The letter discussed below was written by Robin Higgins (Lt Col USMC (Ret)), widow of Col Rich Higgins. Detainees are not real POWs By Debbie Schlussel (c) 2002 WorldNetDaily.com. You should be read Robin Higgins’ letter. As they decide the legal status of Taliban prisoners in Guantanamo Bay. Professional journalist, civil-rights attorneys, and several international organizations parading as champions of human rights, who are legally challenging U.S. treatment of Taliban terrorist captives. Those groups include the European Union, the Netherlands (including Dutch Foreign Affairs Minister Jozias van Aartsen), Amnesty International and the International Committee of the Red Cross.
Retired Lt. Col. Robin Higgins, wife of the late U.S. Marine Col. William R.
“Rich” Higgins, wrote a must-read letter in Friday’s USA Today.
Islamic terrorist group Hezbollah in Lebanon captured Col. Higgins in 1988. Hezbollah – the third largest component of bin Laden’s al-Qaida
network, according to the Wall Street Journal – proudly displayed his
hanging beaten body. Years of repeated brutal torture resulted in his July
1990 murder.
Where were these intellectual-elite lights of our world when Col. Higgins
was being tortured by al-Qaida’s Hezbollah? Where were Amnesty
International, the Red Cross, Europe, and the U.N. – for whom he was
employed as a peacekeeper in Lebanon? Not a sound. Same for their deafening silence over kidnapped Beirut U.S. Embassy-based CIA Chief William Buckley, transferred by Hezbollah to Iran, and similarly tortured and bludgeoned to death.
The only parties Mrs. Higgins did hear from were U.S. State Department and other government officials who insisted her husband – unarmed as a U.N. Peacekeeper was not a prisoner of war, but merely a detainee, not entitled to any human rights or their help.
Where was former Attorney General Ramsey Clark when Col. Higgins was treated worse than an animal by the sadistic animals of al-Qaida’s Hezbollah? Too, busy sitting that one out because it did not fit his radical anti-American agenda the way Taliban prisoners do. Amnesty International and the Red Cross? With their selective, disgustingly political “commitment” to human rights, Higgins somehow was not worthy of their support.
However, under the Geneva Convention, the Taliban prisoners are not POWs, and Col. Higgins – who was not treated, so – was. POWs are defined as soldiers who wear uniforms, carried their weapons openly, have a recognized hierarchy, and subscribe to the international norms of warfare.

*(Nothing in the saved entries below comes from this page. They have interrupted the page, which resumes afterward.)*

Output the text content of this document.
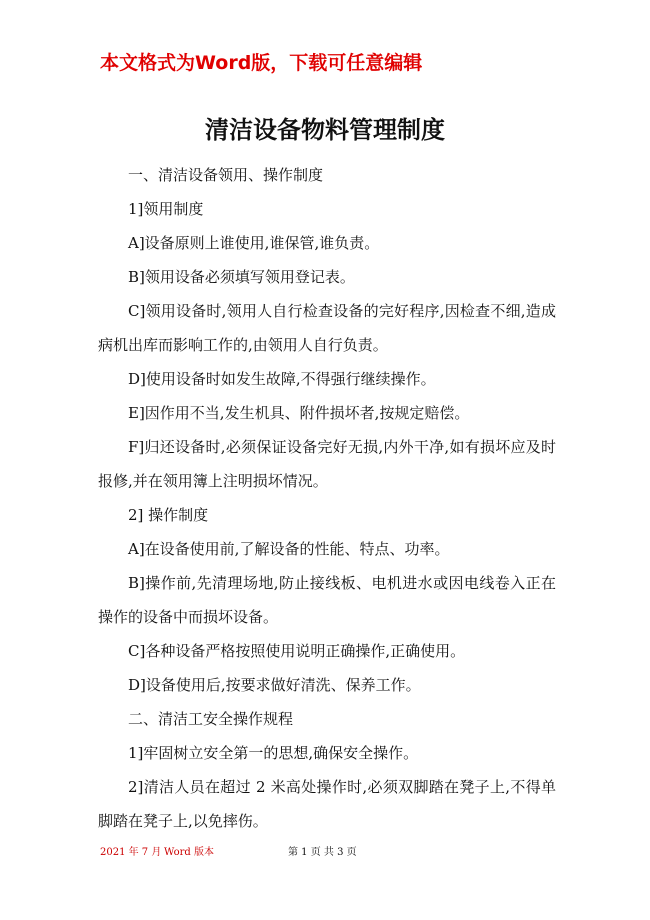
本文格式为Word版，下载可任意编辑
清洁设备物料管理制度

一、清洁设备领用、操作制度

1]领用制度

A]设备原则上谁使用,谁保管,谁负责。

B]领用设备必须填写领用登记表。

C]领用设备时,领用人自行检查设备的完好程序,因检查不细,造成病机出库而影响工作的,由领用人自行负责。

D]使用设备时如发生故障,不得强行继续操作。

E]因作用不当,发生机具、附件损坏者,按规定赔偿。

F]归还设备时,必须保证设备完好无损,内外干净,如有损坏应及时报修,并在领用簿上注明损坏情况。

2] 操作制度

A]在设备使用前,了解设备的性能、特点、功率。

B]操作前,先清理场地,防止接线板、电机进水或因电线卷入正在操作的设备中而损坏设备。

C]各种设备严格按照使用说明正确操作,正确使用。

D]设备使用后,按要求做好清洗、保养工作。

二、清洁工安全操作规程

1]牢固树立安全第一的思想,确保安全操作。

2]清洁人员在超过 2 米高处操作时,必须双脚踏在凳子上,不得单脚踏在凳子上,以免摔伤。

2021 年 7 月 Word 版本	第 1 页 共 3 页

The Taliban fighters have none of this. Can someone please describe the uniform of Taliban soldiers? As for their weapons, they often hid those like cowards; unless you count the teeth, they often bare to bite people. Flying planes full of innocent people into buildings and cutting off the feet of women whose ankles were exposed -that’s hardly an international norm of warfare, as much as they’d like it to be. There was hardly an orderly identifiable Taliban hierarchy. With Mullah Omar running things at bin Laden’s command, per Ayman el-Zawahiri’s instructions to him, it was more like a martial law gang of a few – at the top, propagandizing a lot of lethal thugs who decapitate, amputate, torture and bite – at the bottom. Contrast that with Col. Higgins. This man was a hero and an outstanding American, withstanding years of torture and losing his life to protect the very Lebanese and Palestinians who repaid him in torture. He was one of seven U.S. Marine Corps officers assigned to the U.N. Peacekeeping Force in Lebanon in 1987. “He wore a uniform, had a recognized hierarchy and subscribed to the international norms of warfare – although as a United Nations peacekeeper, he was unarmed,” Mrs. Higgins wrote. Besides further disgracing this country and Col. Higgins’ memory, there is absolutely no reason to give Taliban prisoners any more rights than they have already been generously granted. The only reason they were kept alive and brought here is to get information out of them about other terrorists and possible attacks. To grant them POW status would defeat that purpose. Under the Geneva Convention, the prisoners would only be required to give us their name, rank and serial number, and no further information.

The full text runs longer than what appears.